Monday, November 9, 2009

Life in These Weekends, Part II

It’s been a while since I wrote, and I kept my promise to Harris Ames, the man in the cowboy hat from the Indian casino.  But now all proverbial bets are off and I can say what I need to say about what happened to us.

Harris Ames, the man in the cowboy hat, followed us out as we were escorted from the Indian casino.  We didn’t mind leaving since we had money for a really nice tombstone for Hank’s grave.  He pointed at the two journals we had of Hank’s, and said he bet those were worth a lot of money.  I told him they were priceless, and he said especially when you don’t get caught.

I told Sammy and Boyce that he was going to take us to the Green Bay Packers vs. Minnesota Vikings game.  They couldn’t understand why, so I said because he’s rich, which means he’s eccentric.  As we parted ways with Harris, he grabbed me by the sleeve and said maybe on our way to Green Bay I could tell him about the secrets in those books, but I told him the secrets were beyond us, and he laughed the way rich people do, and said, “I bet they are,” also like rich people do, who always assume there’s something they can know that other people can’t.

He picked us up in one of the biggest non-limo cars I’ve ever seen.  Boyce said there should be bull horns on the front.  When we got in everything was leather and smelled real new, like Ames had never took the car out before.  He told us about his family company started by his ancestor Dalton Ames, but I wasn’t listening to anything he was saying.  Boyce had just told me before we got in the car that when he went to get us tickets for this game a couple months ago, seats were going for over $2,000.  That made me think Harris Ames was psychotic, so sitting in the passenger seat I didn’t bother listening to him—instead I just watched his hands to make sure he didn’t pull out a knife or a cup of his urine.

We were around Chicago when Harris Ames started asking if we brought the books.  I said yes, and explained that they belonged to the recently departed Hank Gradowski.  Harris said he must have been a very intelligent man, and I said I’m pretty sure he was.  Harris asked how he came across his system, and I told him there wasn’t a system.  Harris said sure there wasn’t, and then tried to elbow me without letting go of the steering wheel.  Harris asked if I would read from the books.  So I read: “HALLELUJAH union scabs union scabs sing in the choir Trouble AHEAD?????”

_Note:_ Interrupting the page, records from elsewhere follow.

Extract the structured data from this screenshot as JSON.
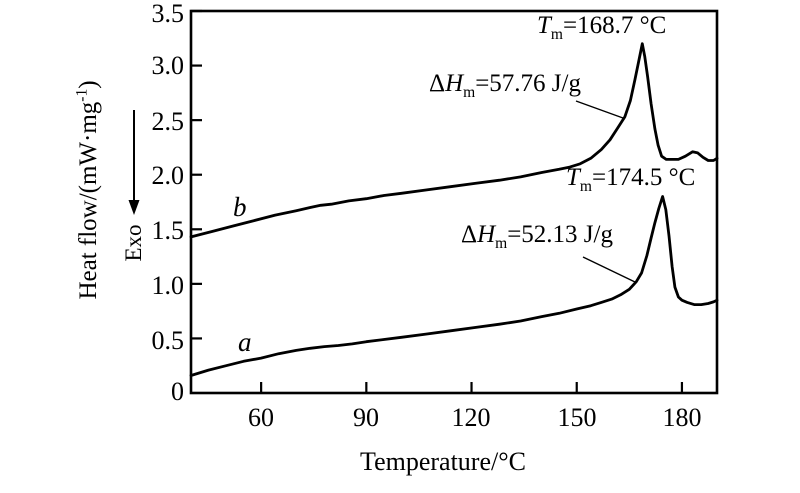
{
  "figure": {
    "background": "#ffffff",
    "ink": "#000000"
  },
  "axes": {
    "x_title": "Temperature/°C",
    "y_title_prefix": "Heat flow/(mW·mg",
    "y_title_sup": "-1",
    "y_title_suffix": ")",
    "exo_label": "Exo",
    "x_ticks": [
      "60",
      "90",
      "120",
      "150",
      "180"
    ],
    "y_ticks": [
      "3.5",
      "3.0",
      "2.5",
      "2.0",
      "1.5",
      "1.0",
      "0.5",
      "0"
    ]
  },
  "annotations": {
    "tm_b": {
      "sym": "T",
      "sub": "m",
      "rest": "=168.7 °C"
    },
    "dh_b": {
      "pre": "Δ",
      "sym": "H",
      "sub": "m",
      "rest": "=57.76 J/g"
    },
    "tm_a": {
      "sym": "T",
      "sub": "m",
      "rest": "=174.5 °C"
    },
    "dh_a": {
      "pre": "Δ",
      "sym": "H",
      "sub": "m",
      "rest": "=52.13 J/g"
    },
    "curve_b_label": "b",
    "curve_a_label": "a"
  },
  "chart_data": {
    "type": "line",
    "title": "",
    "xlabel": "Temperature/°C",
    "ylabel": "Heat flow/(mW·mg⁻¹)",
    "xlim": [
      40,
      190
    ],
    "ylim": [
      0,
      3.5
    ],
    "x_tick_values": [
      60,
      90,
      120,
      150,
      180
    ],
    "y_tick_values": [
      0.5,
      1.0,
      1.5,
      2.0,
      2.5,
      3.0,
      3.5
    ],
    "grid": false,
    "legend": "inline curve labels a, b",
    "exo_direction": "down",
    "series": [
      {
        "name": "b",
        "peak_tm_c": 168.7,
        "enthalpy_j_per_g": 57.76,
        "points": [
          [
            40,
            1.43
          ],
          [
            46,
            1.48
          ],
          [
            52,
            1.53
          ],
          [
            58,
            1.58
          ],
          [
            64,
            1.63
          ],
          [
            70,
            1.67
          ],
          [
            74,
            1.7
          ],
          [
            77,
            1.72
          ],
          [
            80,
            1.73
          ],
          [
            85,
            1.76
          ],
          [
            90,
            1.78
          ],
          [
            95,
            1.81
          ],
          [
            100,
            1.83
          ],
          [
            107,
            1.86
          ],
          [
            114,
            1.89
          ],
          [
            121,
            1.92
          ],
          [
            128,
            1.95
          ],
          [
            134,
            1.98
          ],
          [
            140,
            2.02
          ],
          [
            145,
            2.05
          ],
          [
            148,
            2.07
          ],
          [
            151,
            2.1
          ],
          [
            154,
            2.15
          ],
          [
            157,
            2.23
          ],
          [
            159.5,
            2.32
          ],
          [
            161.5,
            2.42
          ],
          [
            163.7,
            2.53
          ],
          [
            165.3,
            2.68
          ],
          [
            166.6,
            2.87
          ],
          [
            167.6,
            3.03
          ],
          [
            168.7,
            3.2
          ],
          [
            169.4,
            3.08
          ],
          [
            170.2,
            2.9
          ],
          [
            171.2,
            2.65
          ],
          [
            172.3,
            2.42
          ],
          [
            173.2,
            2.27
          ],
          [
            174.2,
            2.17
          ],
          [
            175.5,
            2.14
          ],
          [
            177,
            2.14
          ],
          [
            179,
            2.14
          ],
          [
            181,
            2.17
          ],
          [
            183,
            2.21
          ],
          [
            184.5,
            2.2
          ],
          [
            186,
            2.16
          ],
          [
            187.5,
            2.13
          ],
          [
            189,
            2.13
          ],
          [
            190,
            2.15
          ]
        ]
      },
      {
        "name": "a",
        "peak_tm_c": 174.5,
        "enthalpy_j_per_g": 52.13,
        "points": [
          [
            40,
            0.16
          ],
          [
            45,
            0.21
          ],
          [
            50,
            0.25
          ],
          [
            55,
            0.29
          ],
          [
            60,
            0.32
          ],
          [
            65,
            0.36
          ],
          [
            70,
            0.39
          ],
          [
            74,
            0.41
          ],
          [
            78,
            0.425
          ],
          [
            82,
            0.435
          ],
          [
            86,
            0.45
          ],
          [
            90,
            0.47
          ],
          [
            95,
            0.49
          ],
          [
            100,
            0.51
          ],
          [
            107,
            0.54
          ],
          [
            114,
            0.57
          ],
          [
            121,
            0.6
          ],
          [
            128,
            0.63
          ],
          [
            134,
            0.66
          ],
          [
            140,
            0.7
          ],
          [
            145,
            0.73
          ],
          [
            150,
            0.77
          ],
          [
            154,
            0.8
          ],
          [
            157,
            0.83
          ],
          [
            160,
            0.86
          ],
          [
            162.5,
            0.9
          ],
          [
            165,
            0.95
          ],
          [
            167,
            1.02
          ],
          [
            168.5,
            1.1
          ],
          [
            170,
            1.26
          ],
          [
            171.2,
            1.42
          ],
          [
            172.3,
            1.56
          ],
          [
            173.4,
            1.69
          ],
          [
            174.5,
            1.8
          ],
          [
            175.4,
            1.68
          ],
          [
            176.3,
            1.44
          ],
          [
            177.2,
            1.16
          ],
          [
            178,
            0.97
          ],
          [
            179,
            0.88
          ],
          [
            180,
            0.85
          ],
          [
            181.5,
            0.83
          ],
          [
            183.5,
            0.81
          ],
          [
            185.5,
            0.81
          ],
          [
            187.5,
            0.82
          ],
          [
            189,
            0.835
          ],
          [
            190,
            0.85
          ]
        ]
      }
    ]
  }
}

I’m not sure what Harris was expecting, but he started to get real uneasy.  He asked me to read from another part, and I read, “The measurement of a dolphin’s skeleton can’t be done with forceps and the blood of the damned.”  Harris got real pale.  I thought I should read him the part where he mentions me, but I didn’t want to share that.  Harris asked me one more time to read from another section, and I said, “There's a Scylla in the palm of my hand and he's fed from the wheels of the children cry cry cry children of the waterlily mister man WHO DO YOU THINK YOU ARE???????????” 

At first I thought Harris had a stroke.  Then, after swallowing like a hundred times and pulling at his collar, he asked what the big idea was.  What were these books?  I explained to him that they belonged to Hank Gradowski, who had recently died of mad cow disease.  Harris looked at me for a real long time, and I was afraid he was going to drive us into the back of a semi.  Sammy piped in and said, “We thought he might have written us a code in the midst of his madness,” and Boyce then said, “or corrected his journal as a ghost from beyond the grave."  Harris immediately hit the brakes and pulled off on the shoulder.  He wouldn’t look at us and just kept screaming, “Get out of my car.  Get the hell out of my car.”  We got out real slowly because there were a lot of cars and trucks whizzing by.  I told Harris this was no place to leave us, and he said, “You bunch of idiots.  I’m sorry boys, but you’re all idiots.  Here, take it.”  And he threw us a whole bunch of cash he got out of the console.  He didn’t say goodbye.  He just screamed that if I told anybody about this before he did, he'd come take away my manhood.  Then he screamed like a really fat man getting a tooth pulled and pulled back onto the interstate, ran over the median, and went the opposite direction.  For a second his car was spinning its wheels in the grass of the median, but Harris was so angry I think he screamed his car into not getting stuck.

Boyce, Sammy, and I walked a couple miles to the nearest exit, and from there rented a car to get back home.  The money Harris gave us was more than enough to pay for the car, so we actually came out in the positive.  Sammy and Boyce also got something new to make fun of me for.  Plus, I learned something: the next time someone wants to take you to an expensive sporting event in exchange for your gambling system, make sure they know that your system comes from the crippled scribblings of a recently deceased man suffering from major neurological decay.

Of course, we never got to the Packers game.  That’s okay, though, since I would have just wanted to talk to Rachel about it.  Besides, I don’t think I could stand to see Bart Farve in The Minnesotas' blue.